Je m'assois en face de lui et nous mangeons en silence. Mais les non-dits me pèsent et je ne peux retenir les questions qui me brûlent les lèvres :
- Où étais-tu ?!
- Je...bredouille t-il, visiblement pris au dépourvu. J'étais au travail.
- Ah oui, bien sûr, au travail ! J'ai envie de le gifler.
- Jade, je ne t'autorise pas à me parler sur ce ton !
Je me lève :
- Ah oui, hein ! Mais toi tu as tous les droits ! Tu peux me mentir, me frapper, m'abandonner, rien ne te gène ! T'es-tu seulement demandé ce que je devenais, moi, pendant que toi tu faisais le tour des lits ?! T'es-tu seulement demandé si j'allais bien ? Tu ne m'as pas envoyé un seul mail, appelé une seule fois !
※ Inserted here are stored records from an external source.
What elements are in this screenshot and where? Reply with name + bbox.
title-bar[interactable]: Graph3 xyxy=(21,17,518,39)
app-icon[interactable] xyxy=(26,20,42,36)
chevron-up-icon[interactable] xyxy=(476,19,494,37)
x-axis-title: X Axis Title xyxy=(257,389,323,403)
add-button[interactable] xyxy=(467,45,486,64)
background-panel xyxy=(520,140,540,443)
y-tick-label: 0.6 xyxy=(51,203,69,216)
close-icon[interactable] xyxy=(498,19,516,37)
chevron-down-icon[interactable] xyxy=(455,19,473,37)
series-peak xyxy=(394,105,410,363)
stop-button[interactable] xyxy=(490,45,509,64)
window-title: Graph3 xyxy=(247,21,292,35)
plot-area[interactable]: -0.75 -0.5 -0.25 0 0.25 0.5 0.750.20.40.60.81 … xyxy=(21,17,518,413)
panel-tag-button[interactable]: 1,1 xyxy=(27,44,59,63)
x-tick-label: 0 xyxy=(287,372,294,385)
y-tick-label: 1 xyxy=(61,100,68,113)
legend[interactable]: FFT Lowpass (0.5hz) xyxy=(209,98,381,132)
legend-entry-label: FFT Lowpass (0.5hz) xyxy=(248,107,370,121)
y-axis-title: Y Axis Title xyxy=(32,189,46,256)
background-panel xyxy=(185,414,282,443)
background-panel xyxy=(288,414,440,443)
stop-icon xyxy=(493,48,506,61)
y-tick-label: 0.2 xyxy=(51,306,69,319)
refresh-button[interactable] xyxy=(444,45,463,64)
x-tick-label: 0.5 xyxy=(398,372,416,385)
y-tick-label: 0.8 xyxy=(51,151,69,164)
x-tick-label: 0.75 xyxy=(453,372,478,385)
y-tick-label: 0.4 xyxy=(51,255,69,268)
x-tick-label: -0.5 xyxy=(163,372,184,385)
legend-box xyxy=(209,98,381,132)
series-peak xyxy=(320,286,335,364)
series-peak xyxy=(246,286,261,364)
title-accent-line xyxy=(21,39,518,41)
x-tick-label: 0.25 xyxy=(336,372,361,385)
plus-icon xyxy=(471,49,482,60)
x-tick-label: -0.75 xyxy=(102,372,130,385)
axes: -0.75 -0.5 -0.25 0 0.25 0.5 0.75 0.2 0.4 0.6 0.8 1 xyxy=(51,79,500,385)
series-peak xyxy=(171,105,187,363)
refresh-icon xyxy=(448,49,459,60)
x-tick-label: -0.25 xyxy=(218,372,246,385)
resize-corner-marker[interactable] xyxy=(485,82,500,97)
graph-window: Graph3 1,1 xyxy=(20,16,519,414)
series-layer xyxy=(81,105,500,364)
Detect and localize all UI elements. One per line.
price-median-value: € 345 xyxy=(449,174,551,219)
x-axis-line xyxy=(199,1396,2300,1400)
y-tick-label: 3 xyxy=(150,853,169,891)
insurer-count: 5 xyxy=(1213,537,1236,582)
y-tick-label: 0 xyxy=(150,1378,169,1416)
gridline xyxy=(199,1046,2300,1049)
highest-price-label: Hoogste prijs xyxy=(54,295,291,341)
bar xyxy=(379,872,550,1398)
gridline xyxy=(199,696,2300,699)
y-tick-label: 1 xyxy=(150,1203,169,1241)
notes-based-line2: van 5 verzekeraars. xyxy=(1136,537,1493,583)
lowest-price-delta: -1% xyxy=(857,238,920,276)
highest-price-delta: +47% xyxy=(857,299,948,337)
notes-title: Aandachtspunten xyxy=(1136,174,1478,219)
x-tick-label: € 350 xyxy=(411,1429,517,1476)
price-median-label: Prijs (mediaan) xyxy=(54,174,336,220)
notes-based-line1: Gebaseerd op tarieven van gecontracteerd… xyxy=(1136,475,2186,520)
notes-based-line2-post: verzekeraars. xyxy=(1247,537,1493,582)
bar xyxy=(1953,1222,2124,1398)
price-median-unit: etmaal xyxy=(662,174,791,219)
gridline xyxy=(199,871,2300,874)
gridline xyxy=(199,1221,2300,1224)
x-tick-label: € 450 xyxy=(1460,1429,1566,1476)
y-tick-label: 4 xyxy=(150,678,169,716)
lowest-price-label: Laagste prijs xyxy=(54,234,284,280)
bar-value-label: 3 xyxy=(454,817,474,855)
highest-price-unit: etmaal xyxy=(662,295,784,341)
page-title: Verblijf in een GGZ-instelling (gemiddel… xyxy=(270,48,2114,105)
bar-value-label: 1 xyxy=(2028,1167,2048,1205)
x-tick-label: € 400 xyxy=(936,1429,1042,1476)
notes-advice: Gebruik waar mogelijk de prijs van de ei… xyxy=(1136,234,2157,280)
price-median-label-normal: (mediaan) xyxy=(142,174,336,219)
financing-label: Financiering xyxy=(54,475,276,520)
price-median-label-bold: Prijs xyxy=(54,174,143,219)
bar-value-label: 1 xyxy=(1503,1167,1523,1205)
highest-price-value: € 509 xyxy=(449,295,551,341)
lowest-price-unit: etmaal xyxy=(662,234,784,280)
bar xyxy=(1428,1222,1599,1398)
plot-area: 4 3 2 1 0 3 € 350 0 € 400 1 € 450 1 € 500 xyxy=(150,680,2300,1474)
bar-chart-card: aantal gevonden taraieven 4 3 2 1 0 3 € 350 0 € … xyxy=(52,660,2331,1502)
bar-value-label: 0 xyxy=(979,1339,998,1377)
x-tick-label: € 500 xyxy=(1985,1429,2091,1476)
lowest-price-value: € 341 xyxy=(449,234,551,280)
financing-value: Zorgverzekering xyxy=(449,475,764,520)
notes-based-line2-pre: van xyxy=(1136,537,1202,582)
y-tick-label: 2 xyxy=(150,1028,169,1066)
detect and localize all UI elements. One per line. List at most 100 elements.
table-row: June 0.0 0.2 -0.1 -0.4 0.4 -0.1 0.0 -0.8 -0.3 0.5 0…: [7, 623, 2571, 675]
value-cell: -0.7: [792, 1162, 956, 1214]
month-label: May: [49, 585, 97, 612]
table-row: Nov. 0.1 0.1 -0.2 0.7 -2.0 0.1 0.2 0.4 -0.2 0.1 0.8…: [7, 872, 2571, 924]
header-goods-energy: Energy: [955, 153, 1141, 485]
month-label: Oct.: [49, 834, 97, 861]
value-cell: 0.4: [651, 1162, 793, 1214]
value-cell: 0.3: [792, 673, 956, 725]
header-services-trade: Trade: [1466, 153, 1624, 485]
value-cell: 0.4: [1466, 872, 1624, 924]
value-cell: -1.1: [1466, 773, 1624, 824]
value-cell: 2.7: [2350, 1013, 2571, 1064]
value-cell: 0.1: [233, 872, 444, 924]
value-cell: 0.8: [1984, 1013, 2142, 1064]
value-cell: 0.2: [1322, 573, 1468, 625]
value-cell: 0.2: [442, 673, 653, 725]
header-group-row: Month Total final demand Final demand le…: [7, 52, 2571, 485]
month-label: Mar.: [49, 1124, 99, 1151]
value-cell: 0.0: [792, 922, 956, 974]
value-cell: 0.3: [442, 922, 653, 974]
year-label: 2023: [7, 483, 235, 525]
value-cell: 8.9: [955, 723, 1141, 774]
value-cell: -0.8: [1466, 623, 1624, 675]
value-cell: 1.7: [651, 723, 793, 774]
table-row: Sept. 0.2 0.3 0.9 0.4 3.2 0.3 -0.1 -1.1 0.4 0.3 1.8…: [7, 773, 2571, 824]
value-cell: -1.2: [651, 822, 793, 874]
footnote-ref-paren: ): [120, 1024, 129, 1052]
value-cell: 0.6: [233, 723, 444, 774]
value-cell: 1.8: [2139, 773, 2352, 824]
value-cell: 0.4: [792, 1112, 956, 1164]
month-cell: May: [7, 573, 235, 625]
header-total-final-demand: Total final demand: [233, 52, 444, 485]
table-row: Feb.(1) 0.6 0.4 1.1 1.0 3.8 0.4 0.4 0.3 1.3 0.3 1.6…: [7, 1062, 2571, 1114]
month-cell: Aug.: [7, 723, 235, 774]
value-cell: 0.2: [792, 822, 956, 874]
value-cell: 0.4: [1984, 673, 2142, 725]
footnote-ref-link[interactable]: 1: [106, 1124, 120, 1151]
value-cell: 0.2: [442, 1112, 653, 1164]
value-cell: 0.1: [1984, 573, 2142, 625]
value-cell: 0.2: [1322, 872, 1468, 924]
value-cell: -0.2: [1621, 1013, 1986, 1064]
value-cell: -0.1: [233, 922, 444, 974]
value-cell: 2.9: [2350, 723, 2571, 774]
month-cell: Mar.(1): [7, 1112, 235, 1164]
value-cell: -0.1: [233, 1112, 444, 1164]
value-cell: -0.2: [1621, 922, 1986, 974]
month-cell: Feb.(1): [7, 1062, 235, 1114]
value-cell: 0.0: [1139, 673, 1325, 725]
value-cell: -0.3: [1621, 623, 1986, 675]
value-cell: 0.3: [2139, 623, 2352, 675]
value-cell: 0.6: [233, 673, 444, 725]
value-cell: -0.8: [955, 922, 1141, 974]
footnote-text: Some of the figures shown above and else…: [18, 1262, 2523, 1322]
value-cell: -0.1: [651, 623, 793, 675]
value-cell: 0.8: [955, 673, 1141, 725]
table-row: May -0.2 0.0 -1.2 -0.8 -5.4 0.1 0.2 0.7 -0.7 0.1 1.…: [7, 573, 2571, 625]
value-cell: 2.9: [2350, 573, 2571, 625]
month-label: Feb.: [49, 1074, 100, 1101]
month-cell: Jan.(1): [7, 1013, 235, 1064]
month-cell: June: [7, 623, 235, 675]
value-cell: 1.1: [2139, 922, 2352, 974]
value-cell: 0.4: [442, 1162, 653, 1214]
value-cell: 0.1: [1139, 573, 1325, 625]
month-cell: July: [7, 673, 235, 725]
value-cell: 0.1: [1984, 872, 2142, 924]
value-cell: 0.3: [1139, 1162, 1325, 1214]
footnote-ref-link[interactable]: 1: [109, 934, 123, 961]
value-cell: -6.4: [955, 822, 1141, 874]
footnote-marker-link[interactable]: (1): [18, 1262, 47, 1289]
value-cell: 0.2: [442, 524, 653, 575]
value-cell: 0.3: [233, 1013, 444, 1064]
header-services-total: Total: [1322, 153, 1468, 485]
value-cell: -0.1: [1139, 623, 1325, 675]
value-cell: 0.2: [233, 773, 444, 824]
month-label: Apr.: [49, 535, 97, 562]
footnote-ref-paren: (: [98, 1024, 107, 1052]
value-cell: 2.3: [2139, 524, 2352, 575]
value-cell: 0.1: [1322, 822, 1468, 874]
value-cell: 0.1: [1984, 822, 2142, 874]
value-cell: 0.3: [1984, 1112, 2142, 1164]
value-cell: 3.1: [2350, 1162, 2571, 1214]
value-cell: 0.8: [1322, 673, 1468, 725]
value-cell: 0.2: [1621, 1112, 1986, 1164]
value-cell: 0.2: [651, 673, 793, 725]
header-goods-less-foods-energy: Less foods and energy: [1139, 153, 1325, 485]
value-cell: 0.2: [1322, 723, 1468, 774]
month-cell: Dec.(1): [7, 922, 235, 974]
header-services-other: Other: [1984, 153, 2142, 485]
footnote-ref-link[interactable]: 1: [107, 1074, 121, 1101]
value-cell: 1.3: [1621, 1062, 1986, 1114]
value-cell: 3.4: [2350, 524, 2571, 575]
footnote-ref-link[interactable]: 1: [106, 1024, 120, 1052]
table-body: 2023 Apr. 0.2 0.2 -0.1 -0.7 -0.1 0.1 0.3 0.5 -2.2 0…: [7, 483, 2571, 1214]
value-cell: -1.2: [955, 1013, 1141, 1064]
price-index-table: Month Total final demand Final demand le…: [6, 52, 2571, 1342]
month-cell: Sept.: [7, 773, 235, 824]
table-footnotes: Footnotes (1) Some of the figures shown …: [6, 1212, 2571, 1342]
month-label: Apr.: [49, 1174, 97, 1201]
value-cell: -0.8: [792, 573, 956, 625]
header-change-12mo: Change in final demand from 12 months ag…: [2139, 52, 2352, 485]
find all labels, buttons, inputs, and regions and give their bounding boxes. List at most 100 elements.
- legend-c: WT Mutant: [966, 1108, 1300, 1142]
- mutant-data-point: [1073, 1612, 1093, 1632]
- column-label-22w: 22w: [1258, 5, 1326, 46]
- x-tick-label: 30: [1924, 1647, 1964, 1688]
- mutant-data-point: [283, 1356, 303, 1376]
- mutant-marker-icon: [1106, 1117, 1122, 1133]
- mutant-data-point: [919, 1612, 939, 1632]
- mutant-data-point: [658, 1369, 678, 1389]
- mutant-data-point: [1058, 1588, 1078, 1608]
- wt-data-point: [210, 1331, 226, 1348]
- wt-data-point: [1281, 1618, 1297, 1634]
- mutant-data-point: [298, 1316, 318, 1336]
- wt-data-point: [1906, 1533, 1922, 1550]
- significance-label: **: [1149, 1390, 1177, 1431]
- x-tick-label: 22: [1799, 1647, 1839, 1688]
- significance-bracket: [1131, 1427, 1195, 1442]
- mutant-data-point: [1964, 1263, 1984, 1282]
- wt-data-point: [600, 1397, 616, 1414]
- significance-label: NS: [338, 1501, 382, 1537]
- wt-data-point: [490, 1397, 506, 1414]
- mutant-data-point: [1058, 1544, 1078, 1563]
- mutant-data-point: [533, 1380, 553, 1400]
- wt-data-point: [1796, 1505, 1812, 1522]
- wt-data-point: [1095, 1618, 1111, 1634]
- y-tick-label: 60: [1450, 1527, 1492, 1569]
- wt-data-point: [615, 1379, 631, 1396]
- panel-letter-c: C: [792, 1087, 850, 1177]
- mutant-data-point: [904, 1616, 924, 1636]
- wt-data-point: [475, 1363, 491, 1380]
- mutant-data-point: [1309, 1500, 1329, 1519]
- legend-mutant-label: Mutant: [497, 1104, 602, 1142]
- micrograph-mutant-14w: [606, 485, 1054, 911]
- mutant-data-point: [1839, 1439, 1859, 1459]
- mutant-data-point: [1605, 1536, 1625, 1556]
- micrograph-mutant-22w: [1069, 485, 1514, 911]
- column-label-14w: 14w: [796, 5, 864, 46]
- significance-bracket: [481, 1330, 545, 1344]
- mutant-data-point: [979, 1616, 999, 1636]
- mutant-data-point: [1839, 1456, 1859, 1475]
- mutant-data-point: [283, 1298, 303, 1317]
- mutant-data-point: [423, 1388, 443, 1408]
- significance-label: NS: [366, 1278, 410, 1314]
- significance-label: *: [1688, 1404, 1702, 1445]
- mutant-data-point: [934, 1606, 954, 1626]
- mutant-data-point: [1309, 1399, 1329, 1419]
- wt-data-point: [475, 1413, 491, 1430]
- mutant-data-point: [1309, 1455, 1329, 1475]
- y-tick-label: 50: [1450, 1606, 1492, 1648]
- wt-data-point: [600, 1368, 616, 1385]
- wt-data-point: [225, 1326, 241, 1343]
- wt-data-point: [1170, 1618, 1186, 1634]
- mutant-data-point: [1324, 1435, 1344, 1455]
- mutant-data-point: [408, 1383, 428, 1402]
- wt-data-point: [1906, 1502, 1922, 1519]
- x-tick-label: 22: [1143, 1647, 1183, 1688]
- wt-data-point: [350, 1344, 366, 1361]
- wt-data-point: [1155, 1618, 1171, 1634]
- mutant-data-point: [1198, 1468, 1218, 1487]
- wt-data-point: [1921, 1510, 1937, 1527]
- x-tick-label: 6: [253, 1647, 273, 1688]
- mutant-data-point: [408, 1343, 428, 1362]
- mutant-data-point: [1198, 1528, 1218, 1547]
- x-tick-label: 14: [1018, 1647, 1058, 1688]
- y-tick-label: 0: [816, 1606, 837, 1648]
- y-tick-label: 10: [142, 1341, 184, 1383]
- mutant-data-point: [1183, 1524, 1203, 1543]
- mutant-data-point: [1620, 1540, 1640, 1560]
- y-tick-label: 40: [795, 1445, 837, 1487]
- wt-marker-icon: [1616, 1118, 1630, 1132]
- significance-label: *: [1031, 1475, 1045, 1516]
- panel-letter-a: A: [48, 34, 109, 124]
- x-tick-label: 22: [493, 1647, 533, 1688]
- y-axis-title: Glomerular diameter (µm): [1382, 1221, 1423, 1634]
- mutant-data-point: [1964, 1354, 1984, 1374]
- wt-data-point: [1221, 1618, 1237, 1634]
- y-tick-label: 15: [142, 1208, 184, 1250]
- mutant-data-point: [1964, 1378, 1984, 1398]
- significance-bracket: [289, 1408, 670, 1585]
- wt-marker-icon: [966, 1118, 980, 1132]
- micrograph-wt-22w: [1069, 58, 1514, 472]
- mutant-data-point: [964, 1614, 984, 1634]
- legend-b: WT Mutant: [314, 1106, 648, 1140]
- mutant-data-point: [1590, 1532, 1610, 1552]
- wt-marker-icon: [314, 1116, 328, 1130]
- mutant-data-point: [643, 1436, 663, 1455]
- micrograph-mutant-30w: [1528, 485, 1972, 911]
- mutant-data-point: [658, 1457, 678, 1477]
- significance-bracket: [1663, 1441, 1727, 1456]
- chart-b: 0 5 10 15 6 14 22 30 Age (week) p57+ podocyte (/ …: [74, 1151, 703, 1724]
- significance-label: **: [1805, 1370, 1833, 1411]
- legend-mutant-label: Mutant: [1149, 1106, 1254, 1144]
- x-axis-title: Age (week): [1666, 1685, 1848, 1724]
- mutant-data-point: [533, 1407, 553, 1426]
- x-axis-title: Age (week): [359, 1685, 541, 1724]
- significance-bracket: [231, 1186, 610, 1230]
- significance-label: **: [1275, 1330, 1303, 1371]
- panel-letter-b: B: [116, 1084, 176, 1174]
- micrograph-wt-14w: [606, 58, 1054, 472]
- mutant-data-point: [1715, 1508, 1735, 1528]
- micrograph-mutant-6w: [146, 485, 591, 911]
Je hurle à présent, dévorée par la rage et l'indignation. Mon père se lève à son tour, et s'approche de moi en brandissant un index menaçant :
- Écoute moi bien Jade, car je ne vais pas te le dire deux fois ! Tu n'as pas à me parler sur ce ton et encore moins à remettre en cause mes propos ! Tais-toi et rassieds-toi maintenant.
- Non ! Non, non je ne me tairais pas, non je ne me rassierais pas, parce que ça suffit ! Je ne te supportes plus, toi et ton hypocrisie, ton arrogance et ta prétendue supériorité ! Tu as fait partir Maman, tu n'as pas été là quand j'en j'en aurais eu besoin, tu as détruit ma vie !
La gifle part si vite que je n'ai pas le temps de me protéger. J'ai la joue en feu. À ce moment précis, je hais mon père. Je cours dans ma chambre, fourre quelques affaires dans un sac et pars en claquant bien fort la porte. J'entends mon père crier :
- Petite conne !
Je sors au plus vite de cet immeuble de merde. Je ne ressens que de la colère et de la haine, aucun regret, aucune tristesse. Trop c'est trop.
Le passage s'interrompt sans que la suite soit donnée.